As David's uncle Axel relates:
And yet it can't always have been like that because there was one ship whose captain was foolhardy enough to sail close inshore. Her crew were able to make out great stone ruins. They were all agreed that they were far too regular to be natural, and they thought they might be the remains of one of the Old People's cities. But nobody knows any more about them. Most of the men in that ship wasted away and died, and the rest were never the same afterwards, so no other ship has risked keeping close in.
For hundreds of miles the coast goes on being Badlands with stretches of the dead, black lands; so far, in fact, that the first ships down there gave up and turned about because they thought they would never reach any place where they could water and provision. They came back saying that they thought it must go on like that to the ends of the earth.
(...)
In the middle of all the fuss, however, a ship called the Venture which had long been given up for lost, came sailing home to Rigo. She was battered and undermanned, her canvas was patched, her mizzen jury-rigged, and her condition foul, but she triumphantly claimed the honour of being the first to reach the lands beyond the Black Coasts. She brought back a number of objects including gold and silver and copper ornaments, and a cargo of spices to prove it. The evidence had to be accepted, but there was a lot of trouble over the spices, for there was no means of telling whether they were deviational, or the product of a pure strain. Strict churchgoers refused to touch them for fear they might be tainted; other people preferred to believe that they were the kind of spices referred to in the Bible. Whatever they were, they are profitable enough now for ships to sail south in search of them.
(...)
You'll find islands where the people are all thickset, and others where they're thin; there are even said to be some islands where both the men and women would be passed as true images if it weren't that some strange deviation has turned them all completely black -- though even that's easier to believe than the one about a race of Deviations that has dwindled to two feet high, grown fur and a tail, and taken to living in trees.
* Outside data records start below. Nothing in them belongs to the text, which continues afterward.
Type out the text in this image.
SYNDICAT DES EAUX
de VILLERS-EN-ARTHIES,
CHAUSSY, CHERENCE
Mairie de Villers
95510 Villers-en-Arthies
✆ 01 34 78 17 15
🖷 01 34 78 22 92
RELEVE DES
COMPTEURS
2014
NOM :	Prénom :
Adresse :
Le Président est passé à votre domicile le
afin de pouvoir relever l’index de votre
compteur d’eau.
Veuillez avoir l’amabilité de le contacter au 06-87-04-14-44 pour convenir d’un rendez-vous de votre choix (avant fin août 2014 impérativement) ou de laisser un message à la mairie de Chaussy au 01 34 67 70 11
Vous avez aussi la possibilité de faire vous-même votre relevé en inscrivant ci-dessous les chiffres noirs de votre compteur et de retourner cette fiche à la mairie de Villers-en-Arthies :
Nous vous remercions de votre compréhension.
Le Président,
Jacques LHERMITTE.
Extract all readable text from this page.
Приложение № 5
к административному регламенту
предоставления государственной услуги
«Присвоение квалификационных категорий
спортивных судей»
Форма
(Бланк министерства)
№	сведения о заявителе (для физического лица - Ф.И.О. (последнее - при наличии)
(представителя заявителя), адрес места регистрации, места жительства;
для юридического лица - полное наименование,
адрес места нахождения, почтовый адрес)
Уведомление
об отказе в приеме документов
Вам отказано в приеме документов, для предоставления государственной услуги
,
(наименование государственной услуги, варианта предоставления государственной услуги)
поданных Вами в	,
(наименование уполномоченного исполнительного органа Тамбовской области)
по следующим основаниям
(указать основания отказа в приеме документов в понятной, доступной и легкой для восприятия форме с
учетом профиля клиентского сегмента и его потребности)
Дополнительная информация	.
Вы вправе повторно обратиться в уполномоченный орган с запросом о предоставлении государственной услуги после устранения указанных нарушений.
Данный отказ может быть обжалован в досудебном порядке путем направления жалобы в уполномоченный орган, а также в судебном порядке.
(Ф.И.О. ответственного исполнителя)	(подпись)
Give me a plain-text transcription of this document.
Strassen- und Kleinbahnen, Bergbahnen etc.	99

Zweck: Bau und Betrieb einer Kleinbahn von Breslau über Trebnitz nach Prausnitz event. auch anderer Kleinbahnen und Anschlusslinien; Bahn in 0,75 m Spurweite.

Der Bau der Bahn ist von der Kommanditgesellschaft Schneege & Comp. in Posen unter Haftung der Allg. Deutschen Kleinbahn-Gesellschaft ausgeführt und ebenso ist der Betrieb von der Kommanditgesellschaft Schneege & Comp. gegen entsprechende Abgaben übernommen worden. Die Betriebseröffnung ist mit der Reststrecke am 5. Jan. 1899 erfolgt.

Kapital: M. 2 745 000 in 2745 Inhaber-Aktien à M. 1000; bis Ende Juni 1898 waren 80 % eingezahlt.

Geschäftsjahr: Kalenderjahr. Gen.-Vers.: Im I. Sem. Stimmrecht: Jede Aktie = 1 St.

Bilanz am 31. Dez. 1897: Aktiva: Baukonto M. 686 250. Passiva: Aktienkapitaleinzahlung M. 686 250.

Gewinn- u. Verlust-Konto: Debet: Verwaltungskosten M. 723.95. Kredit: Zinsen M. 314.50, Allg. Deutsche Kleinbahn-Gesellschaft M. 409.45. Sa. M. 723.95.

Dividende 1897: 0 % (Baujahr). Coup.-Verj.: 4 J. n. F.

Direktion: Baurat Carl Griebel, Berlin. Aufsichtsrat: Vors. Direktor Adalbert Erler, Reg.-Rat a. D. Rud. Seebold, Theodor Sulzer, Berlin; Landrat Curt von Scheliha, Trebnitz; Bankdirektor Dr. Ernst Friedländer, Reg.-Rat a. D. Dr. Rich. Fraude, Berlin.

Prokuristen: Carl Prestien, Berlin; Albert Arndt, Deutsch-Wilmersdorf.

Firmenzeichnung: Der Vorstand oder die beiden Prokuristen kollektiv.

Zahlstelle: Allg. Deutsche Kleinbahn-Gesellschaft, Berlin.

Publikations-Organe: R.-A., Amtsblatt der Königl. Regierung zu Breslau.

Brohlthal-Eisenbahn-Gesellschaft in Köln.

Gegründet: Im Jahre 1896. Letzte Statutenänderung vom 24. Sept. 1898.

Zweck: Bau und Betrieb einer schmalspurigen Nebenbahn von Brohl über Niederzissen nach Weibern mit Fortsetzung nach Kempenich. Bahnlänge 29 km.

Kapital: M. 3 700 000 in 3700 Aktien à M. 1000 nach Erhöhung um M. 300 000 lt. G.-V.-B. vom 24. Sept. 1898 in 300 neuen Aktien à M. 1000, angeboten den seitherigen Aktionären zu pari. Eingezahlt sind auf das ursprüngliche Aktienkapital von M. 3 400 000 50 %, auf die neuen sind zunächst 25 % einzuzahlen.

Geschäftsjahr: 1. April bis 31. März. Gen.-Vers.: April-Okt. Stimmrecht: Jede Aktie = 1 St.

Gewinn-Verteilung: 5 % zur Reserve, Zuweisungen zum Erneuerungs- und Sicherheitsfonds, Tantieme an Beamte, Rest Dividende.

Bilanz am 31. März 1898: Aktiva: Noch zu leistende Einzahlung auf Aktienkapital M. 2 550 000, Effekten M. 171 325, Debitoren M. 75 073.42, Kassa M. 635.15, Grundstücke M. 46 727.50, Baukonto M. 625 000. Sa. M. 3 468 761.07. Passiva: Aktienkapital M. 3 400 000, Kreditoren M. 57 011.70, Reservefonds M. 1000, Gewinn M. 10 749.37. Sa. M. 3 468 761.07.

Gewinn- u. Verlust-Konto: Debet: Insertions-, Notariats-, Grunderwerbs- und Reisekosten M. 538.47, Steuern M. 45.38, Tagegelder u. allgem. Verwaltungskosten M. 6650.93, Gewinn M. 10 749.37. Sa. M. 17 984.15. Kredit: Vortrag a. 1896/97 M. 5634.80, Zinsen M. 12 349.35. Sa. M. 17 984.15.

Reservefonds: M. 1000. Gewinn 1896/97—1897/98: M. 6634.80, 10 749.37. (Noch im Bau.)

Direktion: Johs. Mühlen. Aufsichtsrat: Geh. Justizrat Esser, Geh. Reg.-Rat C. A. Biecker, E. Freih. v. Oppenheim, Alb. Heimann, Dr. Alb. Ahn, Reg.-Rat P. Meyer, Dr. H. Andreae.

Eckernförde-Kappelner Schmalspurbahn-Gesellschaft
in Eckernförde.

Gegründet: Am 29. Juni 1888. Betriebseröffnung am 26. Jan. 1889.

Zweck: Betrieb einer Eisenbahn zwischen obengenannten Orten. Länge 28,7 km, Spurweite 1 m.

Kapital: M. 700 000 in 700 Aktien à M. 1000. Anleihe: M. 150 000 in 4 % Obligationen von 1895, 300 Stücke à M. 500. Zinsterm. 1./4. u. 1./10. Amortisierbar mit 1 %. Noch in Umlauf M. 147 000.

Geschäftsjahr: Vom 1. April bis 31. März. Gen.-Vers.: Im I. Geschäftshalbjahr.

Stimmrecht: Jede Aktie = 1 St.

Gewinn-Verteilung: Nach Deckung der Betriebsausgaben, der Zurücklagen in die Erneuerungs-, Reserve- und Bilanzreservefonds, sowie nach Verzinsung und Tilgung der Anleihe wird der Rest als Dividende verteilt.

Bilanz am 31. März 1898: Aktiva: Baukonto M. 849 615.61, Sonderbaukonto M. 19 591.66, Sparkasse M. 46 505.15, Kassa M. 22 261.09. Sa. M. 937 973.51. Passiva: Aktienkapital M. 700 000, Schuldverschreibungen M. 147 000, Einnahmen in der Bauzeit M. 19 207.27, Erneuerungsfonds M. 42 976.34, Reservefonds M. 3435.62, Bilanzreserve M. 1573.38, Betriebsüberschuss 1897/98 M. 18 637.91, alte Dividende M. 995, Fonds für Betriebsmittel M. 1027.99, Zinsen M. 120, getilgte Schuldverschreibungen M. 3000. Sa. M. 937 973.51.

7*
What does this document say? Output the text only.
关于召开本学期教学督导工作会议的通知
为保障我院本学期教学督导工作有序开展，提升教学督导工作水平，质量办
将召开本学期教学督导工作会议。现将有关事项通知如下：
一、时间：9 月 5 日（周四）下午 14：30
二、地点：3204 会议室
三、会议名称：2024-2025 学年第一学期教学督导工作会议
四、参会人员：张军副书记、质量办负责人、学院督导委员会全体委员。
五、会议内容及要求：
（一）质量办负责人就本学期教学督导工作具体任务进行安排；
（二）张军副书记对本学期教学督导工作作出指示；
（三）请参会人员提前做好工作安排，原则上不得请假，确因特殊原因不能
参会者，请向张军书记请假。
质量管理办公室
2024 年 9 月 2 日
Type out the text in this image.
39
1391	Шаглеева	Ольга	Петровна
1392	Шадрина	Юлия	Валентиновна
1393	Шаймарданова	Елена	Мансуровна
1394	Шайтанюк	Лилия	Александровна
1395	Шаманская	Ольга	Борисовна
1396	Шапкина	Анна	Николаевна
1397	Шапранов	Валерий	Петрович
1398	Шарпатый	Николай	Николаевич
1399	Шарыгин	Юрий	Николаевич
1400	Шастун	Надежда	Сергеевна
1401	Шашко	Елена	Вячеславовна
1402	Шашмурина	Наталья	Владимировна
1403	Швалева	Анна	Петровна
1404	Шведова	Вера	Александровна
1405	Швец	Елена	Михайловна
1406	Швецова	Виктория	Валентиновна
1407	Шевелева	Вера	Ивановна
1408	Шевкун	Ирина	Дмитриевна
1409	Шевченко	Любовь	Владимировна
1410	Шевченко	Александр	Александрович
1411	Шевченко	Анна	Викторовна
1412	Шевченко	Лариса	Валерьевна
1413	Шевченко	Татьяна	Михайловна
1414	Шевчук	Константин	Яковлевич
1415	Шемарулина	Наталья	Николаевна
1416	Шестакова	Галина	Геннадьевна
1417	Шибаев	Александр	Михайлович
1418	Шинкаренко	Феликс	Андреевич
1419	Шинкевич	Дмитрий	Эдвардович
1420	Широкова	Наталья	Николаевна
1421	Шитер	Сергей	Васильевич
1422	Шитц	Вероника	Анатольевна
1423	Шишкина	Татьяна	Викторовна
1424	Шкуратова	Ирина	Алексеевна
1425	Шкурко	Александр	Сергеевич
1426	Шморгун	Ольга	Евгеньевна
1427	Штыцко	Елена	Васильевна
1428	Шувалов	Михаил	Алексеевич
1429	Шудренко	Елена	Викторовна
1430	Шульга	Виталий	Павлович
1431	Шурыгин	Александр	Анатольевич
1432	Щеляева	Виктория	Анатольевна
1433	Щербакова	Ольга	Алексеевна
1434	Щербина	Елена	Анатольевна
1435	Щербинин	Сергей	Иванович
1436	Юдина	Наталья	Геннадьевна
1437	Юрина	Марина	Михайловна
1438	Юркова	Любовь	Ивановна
The Chrysalids, chapter 6.
The islands where people are "all completely black" might be some of the Caribbean islands. How uncle Axel describes them, they seem to be at the furthest edges of where the Labradorian ships have sailed. The spices these ships brought back can easily have come from Caribbean or Central American countries.
Ships that come (too) close to the coast, see "great stone ruins" the ruins of cities, thought to be "the remains of one of the Old People's cities". So while there's no specific description of New York City, it's safe to assume it lays in ruins.
The "race of Deviations that has dwindled to two feet high, grown fur and a tail, and taken to living in trees" sounds like an accurate description of new world monkeys, found in Central and South America.